Hace un tiempo, no sabría decirte cuánto, aunque deduzco que por las fechas de la publicación de mi Lecturas civiles, puesto que lo que deseo contarte está relacionado con un decálogo que aparecía en esta obra, al final, a favor de los libros impresos, alguien (sé quién, pero no debo desvelar su identidad) me preguntó sobre las razones por las que seguía haciendo uso del soporte papel para que viesen la luz mis publicaciones y, por extensión, aquellas otras que me tenían como editor o mediador editorial. «Cómo es posible —me preguntaba mi interlocutor— que, no siendo lego en cuitas digitales, continúes defendiendo como lo haces la impresión de libros sobre papel. ¿Romanticismo?», preguntó con relativa sorna; amable sorna, sí, pero sorna al fin y al cabo.
Yo, sin pretender ser cínico, le espeté un rotundo: «Es la economía…». Le expliqué a continuación que un libro impreso, mi dilecto lector, da de comer a muchas bocas. Quizás no tantas como puedas imaginarte, pero sí muchas más que un archivo digital. No niego la existencia de un cierto aroma romántico en el papel; pero, en estos tiempos tan verdaderamente poco proclives para la lírica, mi balanza tiende a ir, con más frecuencia de la deseada, hacia el lado de la supervivencia física.

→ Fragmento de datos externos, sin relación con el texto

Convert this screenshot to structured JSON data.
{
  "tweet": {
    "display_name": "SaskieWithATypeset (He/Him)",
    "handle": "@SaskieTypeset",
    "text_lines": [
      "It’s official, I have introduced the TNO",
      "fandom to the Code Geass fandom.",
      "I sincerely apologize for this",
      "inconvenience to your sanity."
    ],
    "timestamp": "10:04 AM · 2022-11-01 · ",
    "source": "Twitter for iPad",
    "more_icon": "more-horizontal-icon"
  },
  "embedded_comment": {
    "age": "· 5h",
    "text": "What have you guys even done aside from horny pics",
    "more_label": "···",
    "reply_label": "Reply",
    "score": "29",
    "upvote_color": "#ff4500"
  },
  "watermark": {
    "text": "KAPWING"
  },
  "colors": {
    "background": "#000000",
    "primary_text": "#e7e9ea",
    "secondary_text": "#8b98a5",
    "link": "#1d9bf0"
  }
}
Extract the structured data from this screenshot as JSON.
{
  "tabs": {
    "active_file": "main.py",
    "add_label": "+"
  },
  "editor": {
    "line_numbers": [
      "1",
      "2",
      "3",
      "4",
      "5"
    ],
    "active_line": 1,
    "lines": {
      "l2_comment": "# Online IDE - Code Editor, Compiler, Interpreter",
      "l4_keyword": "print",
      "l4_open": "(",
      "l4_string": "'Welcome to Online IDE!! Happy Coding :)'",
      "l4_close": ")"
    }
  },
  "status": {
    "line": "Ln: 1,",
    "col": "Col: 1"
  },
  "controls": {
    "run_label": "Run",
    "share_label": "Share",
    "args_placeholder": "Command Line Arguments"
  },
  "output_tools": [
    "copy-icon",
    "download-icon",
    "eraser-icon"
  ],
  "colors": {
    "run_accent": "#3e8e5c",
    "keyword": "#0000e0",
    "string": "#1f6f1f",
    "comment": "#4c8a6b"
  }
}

En los agradecimientos de mi ‘Quijote’ tuneado, me acordé de todos o, mejor dicho, de buena parte de los poseedores de bocas que son alimentadas por los libros con lomo. Frente a una economía que elimina puestos de trabajos, ¿qué tal una que traiga pan para los trabajadores y sus familias? Así se lo recordé a mi oculto interlocutor cuando volvimos sobre el tema tras la lectura de la señalada tabla gratulatoria; y así lo sigo defendiendo a día de hoy desde mi humilde posición de editor. Le dije lo que entonces dije y sigo ahora diciendo:
«Para que un libro llegue a las manos de un lector es necesario que muchas personas cumplan con la tarea empresarial que se les ha asignado:
alguien tiene que hacer la revisión editorial y rellenar la hoja de créditos que ves en la segunda página,
alguien tiene que negociar con la imprenta el coste de los ejemplares,
alguien debe hacer las gestiones administrativas oportunas para que el libro quede registrado de manera adecuada,
alguien debe configurar la maquinaria de impresión para que los ficheros del texto y de la cubierta se impriman,
alguien debe hacer el trabajo de encuadernación del texto impreso y la cubierta,
alguien debe supervisar que todos los libros se han impreso y encuadernado sin errores,
alguien debe llenar las cajas con los ejemplares,
alguien debe cargar las cajas de libros en el vehículo de transporte,
alguien debe gestionar la documentación de la mercancía para que llegue a su destino,
alguien efectúa el transporte desde la imprenta (lugar de origen) hasta el destino (la editorial),
alguien debe descargar las cajas en el almacén de la editorial y de la distribuidora,
alguien de la distribuidora llevará los libros a la librería,
alguien de la librería los recibirá y los registrará para su venta,
alguien en la librería lo vende…
Quiero dar las gracias a todos esos “álguienes” que he enumerado y a los que, por despiste u economía de la enumeración, no he citado, a quienes pido perdón por la omisión».